CLEARFIELD – A gate blocking access to a cemetery and private property and concerns about a possible casino topped the Lawrence Township Supervisors’ meeting Tuesday night.
The supervisors have discussed the gate erected by the Clearfield Veterans of Foreign Wars near the industrial park and whether it affects a township road in the past, but now a property owner has addressed concerns with the township.
Kevin Mitchell said he and his sisters are the heirs to the James Mitchell estate, and part of that estate includes property in that area, down to the river, and the road to the property was incorporated in 1801.
The road also connects to Fulton Cemetery where some of Mitchell’s family is buried. Mitchell said his family has been prevented from going to the property for 19 years since the VFW erected a locked gate across the access road.
There has been debate over whether the road is an old, unused township road or not. Mitchell recently hired Curry and Associates to survey the area and it appears that the gate may at least block access to the township road, in which case the gate is illegal.
If it does block a township road directly it is also illegal, especially since that road, although unused, has not been vacated. And it appears the township road is blocked regardless with cables and earthen barriers.
Mitchell said he tried to work with the VFW to gain access for his family, including asking for a key to the gate. The commander refused to give him a key, saying there was concern that they might “forget” to lock the gate and vandals would then gain access.
Mitchell said he and his sisters were finally able to visit the property this past weekend and noted that ATVs have been gaining access anyhow and there was damage in the cemetery.
Currently the gate is unlocked, but Mitchell said it is heavy and difficult to open.
After some discussion, the board learned from Code Enforcement Officer Debra Finkbeiner that the lot consolidation and building plans submitted by the VFW for construction of a new building also call for the gate to be removed. Later in the meeting, the board approved those plans and emphasized that the gate must be removed as part of the project.
Shelly Spanogle also spoke to the board concerning the possibility of a mini-casino being constructed in the township. She said she understands the need for more jobs and money in the township, but said there are also drawbacks and fears the cons would outweigh the pros.
She had statistics from research she has done including a trend of targeting lower-income people with a percentage of those becoming addicts, a study done by the Illinois gaming board that showed for 700 jobs created there were 1,100 reported addicts created and there are other issues she did not have time to elaborate on.
The supervisors responded by saying the process begins with a municipality saying they would be open to a casino, but after that they have no control. The licenses are bid on by casinos that then search for locations.
“I do feel the pros outweigh the cons,” Supervisor Jeremy Ruffner added and the supervisors believe most of the business would come from out of the area. Supervisor Randy Powell added that the area already has slot machines in some convenience stores, bars and clubs.

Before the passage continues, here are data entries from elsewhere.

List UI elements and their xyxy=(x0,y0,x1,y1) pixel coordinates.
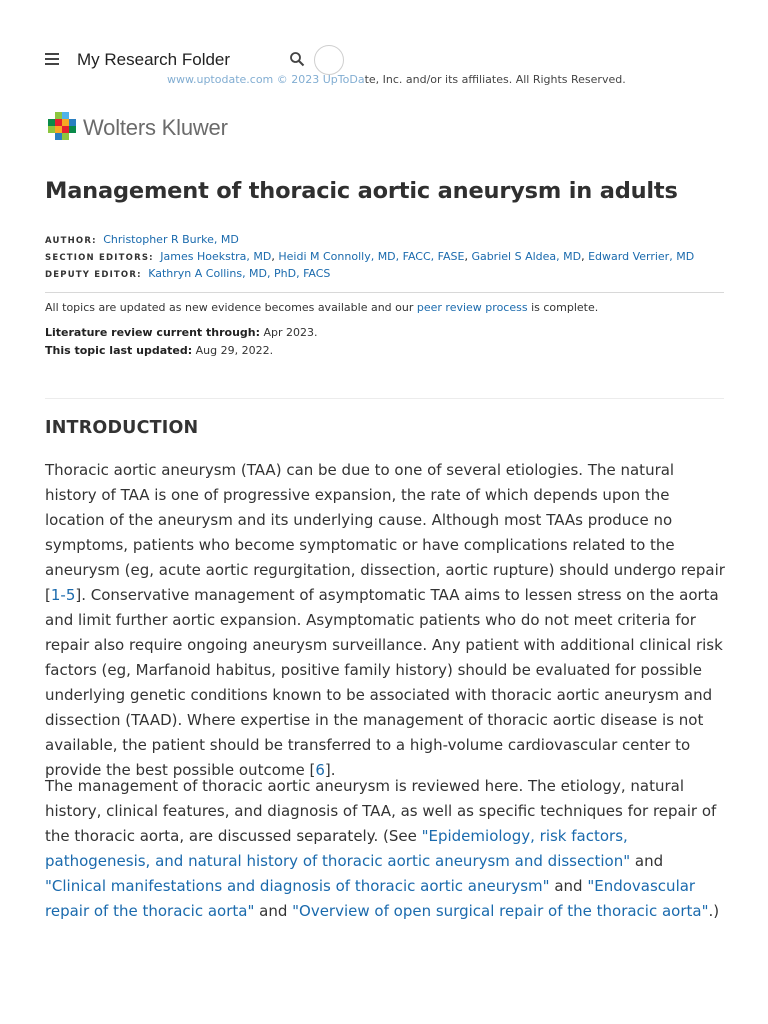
paragraph-text: ]. Conservative management of asymptomatic TAA aims to lessen stress on the aorta and limit further aortic expansion. Asymptomatic patients who do not meet criteria for repair also require ongoing aneurysm surveillance. Any patient with additional clinical risk factors (eg, Marfanoid habitus, positive family history) should be evaluated for possible underlying genetic conditions known to be associated with thoracic aortic aneurysm and dissection (TAAD). Where expertise in the management of thoracic aortic disease is not available, the patient should be transferred to a high-volume cardiovascular center to provide the best possible outcome [ xyxy=(45,586,723,779)
update-note-text: All topics are updated as new evidence becomes available and our xyxy=(45,301,417,314)
paragraph-text: and xyxy=(254,902,293,920)
copyright-line xyxy=(167,73,626,86)
intro-paragraph xyxy=(45,774,725,924)
last-updated-line xyxy=(45,344,273,357)
paragraph-text: Thoracic aortic aneurysm (TAA) can be due to one of several etiologies. The natural history of TAA is one of progressive expansion, the rate of which depends upon the location of the aneurysm and its underlying cause. Although most TAAs produce no symptoms, patients who become symptomatic or have complications related to the aneurysm (eg, acute aortic regurgitation, dissection, aortic rupture) should undergo repair [ xyxy=(45,461,725,604)
reference-link[interactable]: 1-5 xyxy=(50,586,76,604)
topic-link[interactable]: "Epidemiology, risk factors, pathogenesis, and natural history of thoracic aortic aneurysm and dissection" xyxy=(45,827,631,870)
deputy-editor-link[interactable]: Kathryn A Collins, MD, PhD, FACS xyxy=(148,267,331,280)
author-link[interactable]: Christopher R Burke, MD xyxy=(103,233,239,246)
author-role-label: AUTHOR xyxy=(45,236,93,246)
folder-title[interactable]: My Research Folder xyxy=(77,50,231,69)
reference-link[interactable]: 6 xyxy=(315,761,325,779)
topic-link[interactable]: "Overview of open surgical repair of the thoracic aorta" xyxy=(292,902,709,920)
section-editors-line: SECTION EDITORS: James Hoekstra, MD, Heidi M Connolly, MD, FACC, FASE, Gabriel S Aldea, MD, Edward Verrier, MD xyxy=(45,250,695,263)
copyright-url[interactable]: www.uptodate.com © 2023 UpToDa xyxy=(167,73,365,86)
last-updated-value: Aug 29, 2022. xyxy=(192,344,274,357)
section-editor-link[interactable]: Edward Verrier, MD xyxy=(588,250,695,263)
divider xyxy=(45,292,724,293)
logo-mark-icon xyxy=(45,112,79,144)
copyright-text: te, Inc. and/or its affiliates. All Rights Reserved. xyxy=(364,73,626,86)
section-editor-link[interactable]: Gabriel S Aldea, MD xyxy=(471,250,582,263)
paragraph-text: ]. xyxy=(324,761,336,779)
peer-review-link[interactable]: peer review process xyxy=(416,301,528,314)
paragraph-text: and xyxy=(630,852,664,870)
last-updated-label: This topic last updated: xyxy=(45,344,193,357)
section-editors-role-label: SECTION EDITORS xyxy=(45,253,150,263)
deputy-editor-line: DEPUTY EDITOR: Kathryn A Collins, MD, PhD, FACS xyxy=(45,267,331,280)
literature-review-line xyxy=(45,326,318,339)
topic-link[interactable]: "Clinical manifestations and diagnosis of thoracic aortic aneurysm" xyxy=(45,877,550,895)
section-editor-link[interactable]: James Hoekstra, MD xyxy=(160,250,272,263)
literature-review-value: Apr 2023. xyxy=(260,326,318,339)
menu-icon[interactable] xyxy=(45,53,59,65)
avatar-button[interactable] xyxy=(314,45,344,75)
divider xyxy=(45,398,724,399)
wolters-kluwer-logo xyxy=(45,112,228,144)
article-title: Management of thoracic aortic aneurysm in adults xyxy=(45,178,678,204)
topic-link[interactable]: "Endovascular repair of the thoracic aorta" xyxy=(45,877,696,920)
section-editor-link[interactable]: Heidi M Connolly, MD, FACC, FASE xyxy=(278,250,465,263)
section-heading: INTRODUCTION xyxy=(45,418,199,438)
literature-review-label: Literature review current through: xyxy=(45,326,261,339)
paragraph-text: .) xyxy=(708,902,720,920)
update-note xyxy=(45,301,598,314)
logo-text: Wolters Kluwer xyxy=(83,115,228,140)
update-note-text: is complete. xyxy=(527,301,599,314)
search-icon[interactable] xyxy=(289,51,305,67)
paragraph-text: The management of thoracic aortic aneurysm is reviewed here. The etiology, natural history, clinical features, and diagnosis of TAA, as well as specific techniques for repair of the thoracic aorta, are discussed separately. (See xyxy=(45,777,717,845)
intro-paragraph xyxy=(45,458,725,783)
paragraph-text: and xyxy=(549,877,588,895)
author-line: AUTHOR: Christopher R Burke, MD xyxy=(45,233,239,246)
deputy-editor-role-label: DEPUTY EDITOR xyxy=(45,270,138,280)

The supervisors learned from the code report and engineer report that the township continues to work towards closing the Sanitary Sewer Overflow in Hyde and more letters have been sent to property owners to take corrective actions.
Finkbeiner said residents may be reconnecting sump pumps and they cannot do that. Powell added that if a plumber tells a resident they don’t have an infiltration problem that the contractors need to look at the laterals during rain events, not during a dry period.
Finkbeiner added that people ask why it has taken so long for the township to work on this problem. She said the township had to do thorough investigation first.
She emphasized the need for property owners to comply as the township cannot absorb the fines once the Sept. 1 deadline is reached.
DEP has ordered the SSO be closed by Sept. 1. If not, DEP will impose fines of $10,000 per day each day the SSO is opened, and the township is responsible for 80 percent of the fine.
After an executive session, the supervisors voted to accept the police union contract. The contract calls for a 40 cent per hour raise and in the third year the employees will contribute two percent to their pension plans.